I speak with people quite a bit who beat themselves up with all their “failure” stories. They think their failures mean they are not successful. The reality is failure is a necessary part of success.
There is no one in the world that hasn’t failed, multiple times, at everything. The most successful people have the biggest failure stories. Myself included.
We are taught to not speak of them, to hide our failures and shame. This paints an artificial picture of what success is, who is successful, and what they did to get there.
As someone who embraces not knowing, of taking the path no one else has taken, there is an inherent risk with everything I take on. Most will not work out.
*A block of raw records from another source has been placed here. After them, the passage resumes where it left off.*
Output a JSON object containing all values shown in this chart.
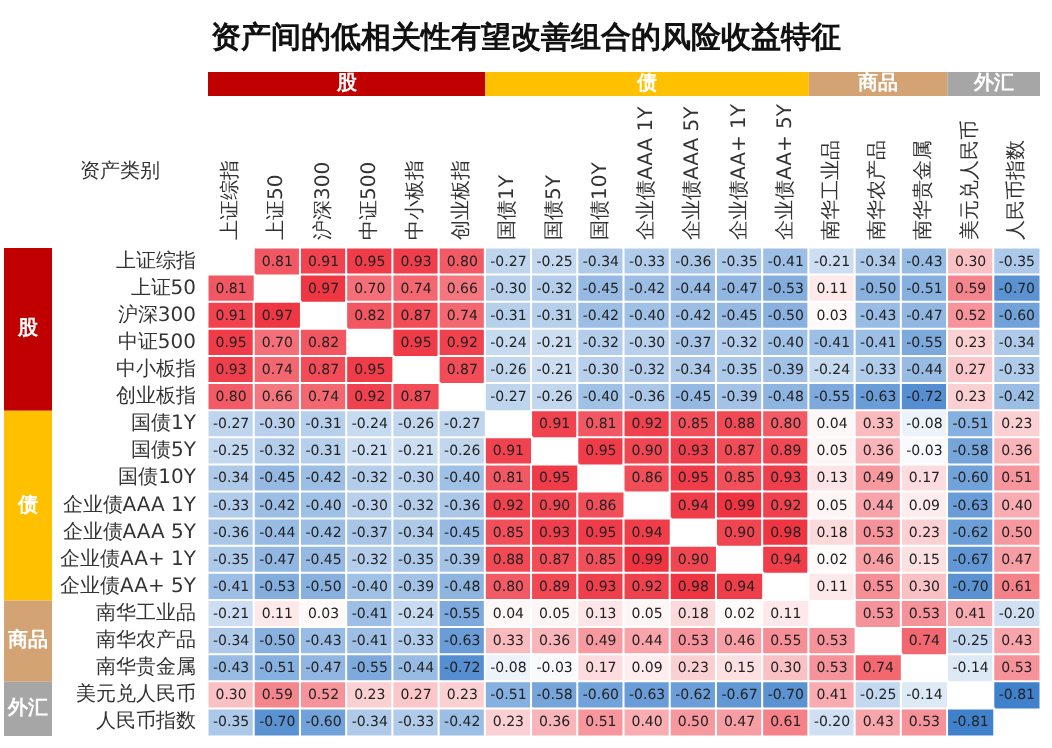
{
  "chart_data": {
    "type": "heatmap",
    "title": "资产间的低相关性有望改善组合的风险收益特征",
    "ylabel": "资产类别",
    "categories": [
      "上证综指",
      "上证50",
      "沪深300",
      "中证500",
      "中小板指",
      "创业板指",
      "国债1Y",
      "国债5Y",
      "国债10Y",
      "企业债AAA 1Y",
      "企业债AAA 5Y",
      "企业债AA+ 1Y",
      "企业债AA+ 5Y",
      "南华工业品",
      "南华农产品",
      "南华贵金属",
      "美元兑人民币",
      "人民币指数"
    ],
    "y_categories": [
      "上证综指",
      "上证50",
      "沪深300",
      "中证500",
      "中小板指",
      "创业板指",
      "国债1Y",
      "国债5Y",
      "国债10Y",
      "企业债AAA 1Y",
      "企业债AAA 5Y",
      "企业债AA+ 1Y",
      "企业债AA+ 5Y",
      "南华工业品",
      "南华农产品",
      "南华贵金属",
      "美元兑人民币",
      "人民币指数"
    ],
    "cells": [
      [
        null,
        0.81,
        0.91,
        0.95,
        0.93,
        0.8,
        -0.27,
        -0.25,
        -0.34,
        -0.33,
        -0.36,
        -0.35,
        -0.41,
        -0.21,
        -0.34,
        -0.43,
        0.3,
        -0.35
      ],
      [
        0.81,
        null,
        0.97,
        0.7,
        0.74,
        0.66,
        -0.3,
        -0.32,
        -0.45,
        -0.42,
        -0.44,
        -0.47,
        -0.53,
        0.11,
        -0.5,
        -0.51,
        0.59,
        -0.7
      ],
      [
        0.91,
        0.97,
        null,
        0.82,
        0.87,
        0.74,
        -0.31,
        -0.31,
        -0.42,
        -0.4,
        -0.42,
        -0.45,
        -0.5,
        0.03,
        -0.43,
        -0.47,
        0.52,
        -0.6
      ],
      [
        0.95,
        0.7,
        0.82,
        null,
        0.95,
        0.92,
        -0.24,
        -0.21,
        -0.32,
        -0.3,
        -0.37,
        -0.32,
        -0.4,
        -0.41,
        -0.41,
        -0.55,
        0.23,
        -0.34
      ],
      [
        0.93,
        0.74,
        0.87,
        0.95,
        null,
        0.87,
        -0.26,
        -0.21,
        -0.3,
        -0.32,
        -0.34,
        -0.35,
        -0.39,
        -0.24,
        -0.33,
        -0.44,
        0.27,
        -0.33
      ],
      [
        0.8,
        0.66,
        0.74,
        0.92,
        0.87,
        null,
        -0.27,
        -0.26,
        -0.4,
        -0.36,
        -0.45,
        -0.39,
        -0.48,
        -0.55,
        -0.63,
        -0.72,
        0.23,
        -0.42
      ],
      [
        -0.27,
        -0.3,
        -0.31,
        -0.24,
        -0.26,
        -0.27,
        null,
        0.91,
        0.81,
        0.92,
        0.85,
        0.88,
        0.8,
        0.04,
        0.33,
        -0.08,
        -0.51,
        0.23
      ],
      [
        -0.25,
        -0.32,
        -0.31,
        -0.21,
        -0.21,
        -0.26,
        0.91,
        null,
        0.95,
        0.9,
        0.93,
        0.87,
        0.89,
        0.05,
        0.36,
        -0.03,
        -0.58,
        0.36
      ],
      [
        -0.34,
        -0.45,
        -0.42,
        -0.32,
        -0.3,
        -0.4,
        0.81,
        0.95,
        null,
        0.86,
        0.95,
        0.85,
        0.93,
        0.13,
        0.49,
        0.17,
        -0.6,
        0.51
      ],
      [
        -0.33,
        -0.42,
        -0.4,
        -0.3,
        -0.32,
        -0.36,
        0.92,
        0.9,
        0.86,
        null,
        0.94,
        0.99,
        0.92,
        0.05,
        0.44,
        0.09,
        -0.63,
        0.4
      ],
      [
        -0.36,
        -0.44,
        -0.42,
        -0.37,
        -0.34,
        -0.45,
        0.85,
        0.93,
        0.95,
        0.94,
        null,
        0.9,
        0.98,
        0.18,
        0.53,
        0.23,
        -0.62,
        0.5
      ],
      [
        -0.35,
        -0.47,
        -0.45,
        -0.32,
        -0.35,
        -0.39,
        0.88,
        0.87,
        0.85,
        0.99,
        0.9,
        null,
        0.94,
        0.02,
        0.46,
        0.15,
        -0.67,
        0.47
      ],
      [
        -0.41,
        -0.53,
        -0.5,
        -0.4,
        -0.39,
        -0.48,
        0.8,
        0.89,
        0.93,
        0.92,
        0.98,
        0.94,
        null,
        0.11,
        0.55,
        0.3,
        -0.7,
        0.61
      ],
      [
        -0.21,
        0.11,
        0.03,
        -0.41,
        -0.24,
        -0.55,
        0.04,
        0.05,
        0.13,
        0.05,
        0.18,
        0.02,
        0.11,
        null,
        0.53,
        0.53,
        0.41,
        -0.2
      ],
      [
        -0.34,
        -0.5,
        -0.43,
        -0.41,
        -0.33,
        -0.63,
        0.33,
        0.36,
        0.49,
        0.44,
        0.53,
        0.46,
        0.55,
        0.53,
        null,
        0.74,
        -0.25,
        0.43
      ],
      [
        -0.43,
        -0.51,
        -0.47,
        -0.55,
        -0.44,
        -0.72,
        -0.08,
        -0.03,
        0.17,
        0.09,
        0.23,
        0.15,
        0.3,
        0.53,
        0.74,
        null,
        -0.14,
        0.53
      ],
      [
        0.3,
        0.59,
        0.52,
        0.23,
        0.27,
        0.23,
        -0.51,
        -0.58,
        -0.6,
        -0.63,
        -0.62,
        -0.67,
        -0.7,
        0.41,
        -0.25,
        -0.14,
        null,
        -0.81
      ],
      [
        -0.35,
        -0.7,
        -0.6,
        -0.34,
        -0.33,
        -0.42,
        0.23,
        0.36,
        0.51,
        0.4,
        0.5,
        0.47,
        0.61,
        -0.2,
        0.43,
        0.53,
        -0.81,
        null
      ]
    ],
    "cell_labels": [
      [
        null,
        "0.81",
        "0.91",
        "0.95",
        "0.93",
        "0.80",
        "-0.27",
        "-0.25",
        "-0.34",
        "-0.33",
        "-0.36",
        "-0.35",
        "-0.41",
        "-0.21",
        "-0.34",
        "-0.43",
        "0.30",
        "-0.35"
      ],
      [
        "0.81",
        null,
        "0.97",
        "0.70",
        "0.74",
        "0.66",
        "-0.30",
        "-0.32",
        "-0.45",
        "-0.42",
        "-0.44",
        "-0.47",
        "-0.53",
        "0.11",
        "-0.50",
        "-0.51",
        "0.59",
        "-0.70"
      ],
      [
        "0.91",
        "0.97",
        null,
        "0.82",
        "0.87",
        "0.74",
        "-0.31",
        "-0.31",
        "-0.42",
        "-0.40",
        "-0.42",
        "-0.45",
        "-0.50",
        "0.03",
        "-0.43",
        "-0.47",
        "0.52",
        "-0.60"
      ],
      [
        "0.95",
        "0.70",
        "0.82",
        null,
        "0.95",
        "0.92",
        "-0.24",
        "-0.21",
        "-0.32",
        "-0.30",
        "-0.37",
        "-0.32",
        "-0.40",
        "-0.41",
        "-0.41",
        "-0.55",
        "0.23",
        "-0.34"
      ],
      [
        "0.93",
        "0.74",
        "0.87",
        "0.95",
        null,
        "0.87",
        "-0.26",
        "-0.21",
        "-0.30",
        "-0.32",
        "-0.34",
        "-0.35",
        "-0.39",
        "-0.24",
        "-0.33",
        "-0.44",
        "0.27",
        "-0.33"
      ],
      [
        "0.80",
        "0.66",
        "0.74",
        "0.92",
        "0.87",
        null,
        "-0.27",
        "-0.26",
        "-0.40",
        "-0.36",
        "-0.45",
        "-0.39",
        "-0.48",
        "-0.55",
        "-0.63",
        "-0.72",
        "0.23",
        "-0.42"
      ],
      [
        "-0.27",
        "-0.30",
        "-0.31",
        "-0.24",
        "-0.26",
        "-0.27",
        null,
        "0.91",
        "0.81",
        "0.92",
        "0.85",
        "0.88",
        "0.80",
        "0.04",
        "0.33",
        "-0.08",
        "-0.51",
        "0.23"
      ],
      [
        "-0.25",
        "-0.32",
        "-0.31",
        "-0.21",
        "-0.21",
        "-0.26",
        "0.91",
        null,
        "0.95",
        "0.90",
        "0.93",
        "0.87",
        "0.89",
        "0.05",
        "0.36",
        "-0.03",
        "-0.58",
        "0.36"
      ],
      [
        "-0.34",
        "-0.45",
        "-0.42",
        "-0.32",
        "-0.30",
        "-0.40",
        "0.81",
        "0.95",
        null,
        "0.86",
        "0.95",
        "0.85",
        "0.93",
        "0.13",
        "0.49",
        "0.17",
        "-0.60",
        "0.51"
      ],
      [
        "-0.33",
        "-0.42",
        "-0.40",
        "-0.30",
        "-0.32",
        "-0.36",
        "0.92",
        "0.90",
        "0.86",
        null,
        "0.94",
        "0.99",
        "0.92",
        "0.05",
        "0.44",
        "0.09",
        "-0.63",
        "0.40"
      ],
      [
        "-0.36",
        "-0.44",
        "-0.42",
        "-0.37",
        "-0.34",
        "-0.45",
        "0.85",
        "0.93",
        "0.95",
        "0.94",
        null,
        "0.90",
        "0.98",
        "0.18",
        "0.53",
        "0.23",
        "-0.62",
        "0.50"
      ],
      [
        "-0.35",
        "-0.47",
        "-0.45",
        "-0.32",
        "-0.35",
        "-0.39",
        "0.88",
        "0.87",
        "0.85",
        "0.99",
        "0.90",
        null,
        "0.94",
        "0.02",
        "0.46",
        "0.15",
        "-0.67",
        "0.47"
      ],
      [
        "-0.41",
        "-0.53",
        "-0.50",
        "-0.40",
        "-0.39",
        "-0.48",
        "0.80",
        "0.89",
        "0.93",
        "0.92",
        "0.98",
        "0.94",
        null,
        "0.11",
        "0.55",
        "0.30",
        "-0.70",
        "0.61"
      ],
      [
        "-0.21",
        "0.11",
        "0.03",
        "-0.41",
        "-0.24",
        "-0.55",
        "0.04",
        "0.05",
        "0.13",
        "0.05",
        "0.18",
        "0.02",
        "0.11",
        null,
        "0.53",
        "0.53",
        "0.41",
        "-0.20"
      ],
      [
        "-0.34",
        "-0.50",
        "-0.43",
        "-0.41",
        "-0.33",
        "-0.63",
        "0.33",
        "0.36",
        "0.49",
        "0.44",
        "0.53",
        "0.46",
        "0.55",
        "0.53",
        null,
        "0.74",
        "-0.25",
        "0.43"
      ],
      [
        "-0.43",
        "-0.51",
        "-0.47",
        "-0.55",
        "-0.44",
        "-0.72",
        "-0.08",
        "-0.03",
        "0.17",
        "0.09",
        "0.23",
        "0.15",
        "0.30",
        "0.53",
        "0.74",
        null,
        "-0.14",
        "0.53"
      ],
      [
        "0.30",
        "0.59",
        "0.52",
        "0.23",
        "0.27",
        "0.23",
        "-0.51",
        "-0.58",
        "-0.60",
        "-0.63",
        "-0.62",
        "-0.67",
        "-0.70",
        "0.41",
        "-0.25",
        "-0.14",
        null,
        "-0.81"
      ],
      [
        "-0.35",
        "-0.70",
        "-0.60",
        "-0.34",
        "-0.33",
        "-0.42",
        "0.23",
        "0.36",
        "0.51",
        "0.40",
        "0.50",
        "0.47",
        "0.61",
        "-0.20",
        "0.43",
        "0.53",
        "-0.81",
        null
      ]
    ],
    "annotations": [
      "股",
      "债",
      "商品",
      "外汇",
      "股",
      "债",
      "商品",
      "外汇"
    ]
  }
}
I will fail more times than I succeed.
I will be told “No” more times than I am told “Yes”.
I’m going to go so far as to say failure is a necessary part of (eventual) success. Especially right now as the old rules we knew are out the window.
Right now I’m inventing new things for me to do and explore. I have no crystal ball. I will only have clarity when I look back and reflect on where I am at that time and what I did to get there.
My kids and I were watching a SpaceX rocket test a few weeks ago and the entire thing blew up. I explained to them that as devastating as that is, better to learn from that failure than when there are people on board.
I just realized I have pages and pages of ideas that have gone nowhere. They “died on the vine”, in other words – they failed. But I go through them so fast I don’t hardly think about them anymore. It’s on to the next thing.
I acknowledge that the person I am today is the sum total of everything I’ve ever done. Every experience, every success and yes – every failure. I wouldn’t trade a thing.
Now I don’t let fear of failure stop me from doing something. I give myself permission to fail. Failure means I’m trying new things and taking risks.
The difference today is I celebrate that, my risk taking, my audaciousness. I’m willing to bet that you, blog reader, like this about me. I don’t use those failure stories to beat myself up. It makes me awesome and the person that I am.
What have you learned from your own failures and how did they facilitate your eventual success?